Three children exhibited clinical signs of left axillary lymphadenopathy and reduced DHR-ELISA results, yet genetic tests did not confirm CGD (one was diagnosed with Shwachman-Diamond syndrome, one showed no significant genetic abnormalities, and one was confirmed to have X-linked hyper IgM syndrome), indicating that DHR-ELISA assays may yield false positives. Previous reports suggest that false positives in DHR-flow cytometry may occur in cases lacking myeloperoxidase (19) or may be influenced by acetaminophen intake within 24 h prior to sampling (20), and acute disease phases can also lead to false positives (21). Therefore, caution is necessary when diagnosing suspected CGD in children with atypical clinical features and positive DHR-ELISA assays. In this study, four cases had normal DHR-ELISA results and lacked typical clinical signs of CGD at follow-up, with genetic tests revealing CGD-related genes but inadequate pathogenicity classification, thus classifying them as indeterminate. This suggests that residual NADPH enzyme function may account for the absence of clinical phenotype manifestation, necessitating continued monitoring and protein function testing for clarification, as current literature highlights that adult-diagnosed patients with CGD often exhibit milder phenotypes (22). Previous reports also indicate that low normal values in DHR-flow cytometry do not entirely exclude the possibility of CGD (17).

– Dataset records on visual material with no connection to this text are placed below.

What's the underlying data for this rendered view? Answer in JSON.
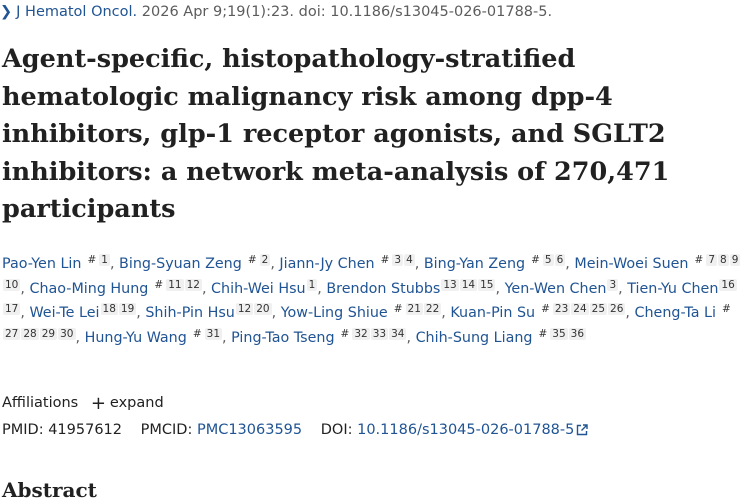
{
  "citation": {
    "journal": "J Hematol Oncol.",
    "details": "2026 Apr 9;19(1):23. doi: 10.1186/s13045-026-01788-5."
  },
  "title": "Agent-specific, histopathology-stratified hematologic malignancy risk among dpp-4 inhibitors, glp-1 receptor agonists, and SGLT2 inhibitors: a network meta-analysis of 270,471 participants",
  "authors": [
    {
      "name": "Pao-Yen Lin",
      "marks": [
        "#",
        "1"
      ]
    },
    {
      "name": "Bing-Syuan Zeng",
      "marks": [
        "#",
        "2"
      ]
    },
    {
      "name": "Jiann-Jy Chen",
      "marks": [
        "#",
        "3",
        "4"
      ]
    },
    {
      "name": "Bing-Yan Zeng",
      "marks": [
        "#",
        "5",
        "6"
      ]
    },
    {
      "name": "Mein-Woei Suen",
      "marks": [
        "#",
        "7",
        "8",
        "9",
        "10"
      ]
    },
    {
      "name": "Chao-Ming Hung",
      "marks": [
        "#",
        "11",
        "12"
      ]
    },
    {
      "name": "Chih-Wei Hsu",
      "marks": [
        "1"
      ]
    },
    {
      "name": "Brendon Stubbs",
      "marks": [
        "13",
        "14",
        "15"
      ]
    },
    {
      "name": "Yen-Wen Chen",
      "marks": [
        "3"
      ]
    },
    {
      "name": "Tien-Yu Chen",
      "marks": [
        "16",
        "17"
      ]
    },
    {
      "name": "Wei-Te Lei",
      "marks": [
        "18",
        "19"
      ]
    },
    {
      "name": "Shih-Pin Hsu",
      "marks": [
        "12",
        "20"
      ]
    },
    {
      "name": "Yow-Ling Shiue",
      "marks": [
        "#",
        "21",
        "22"
      ]
    },
    {
      "name": "Kuan-Pin Su",
      "marks": [
        "#",
        "23",
        "24",
        "25",
        "26"
      ]
    },
    {
      "name": "Cheng-Ta Li",
      "marks": [
        "#",
        "27",
        "28",
        "29",
        "30"
      ]
    },
    {
      "name": "Hung-Yu Wang",
      "marks": [
        "#",
        "31"
      ]
    },
    {
      "name": "Ping-Tao Tseng",
      "marks": [
        "#",
        "32",
        "33",
        "34"
      ]
    },
    {
      "name": "Chih-Sung Liang",
      "marks": [
        "#",
        "35",
        "36"
      ]
    }
  ],
  "affiliations": {
    "label": "Affiliations",
    "expand_label": "expand"
  },
  "ids": {
    "pmid_label": "PMID:",
    "pmid": "41957612",
    "pmcid_label": "PMCID:",
    "pmcid": "PMC13063595",
    "doi_label": "DOI:",
    "doi": "10.1186/s13045-026-01788-5"
  },
  "abstract_heading": "Abstract"
}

In summary, the DHR-ELISA technique, employed to assess NADPH oxidase complex function, stands out for its rapid processing time, affordability, simplicity in execution, and high efficacy in detection. This method is recommended as an initial screening approach for potential CGD cases and is particularly advantageous for broader implementation, including in primary healthcare settings lacking flow cytometric capabilities, to facilitate early CGD diagnosis and improve prognosis.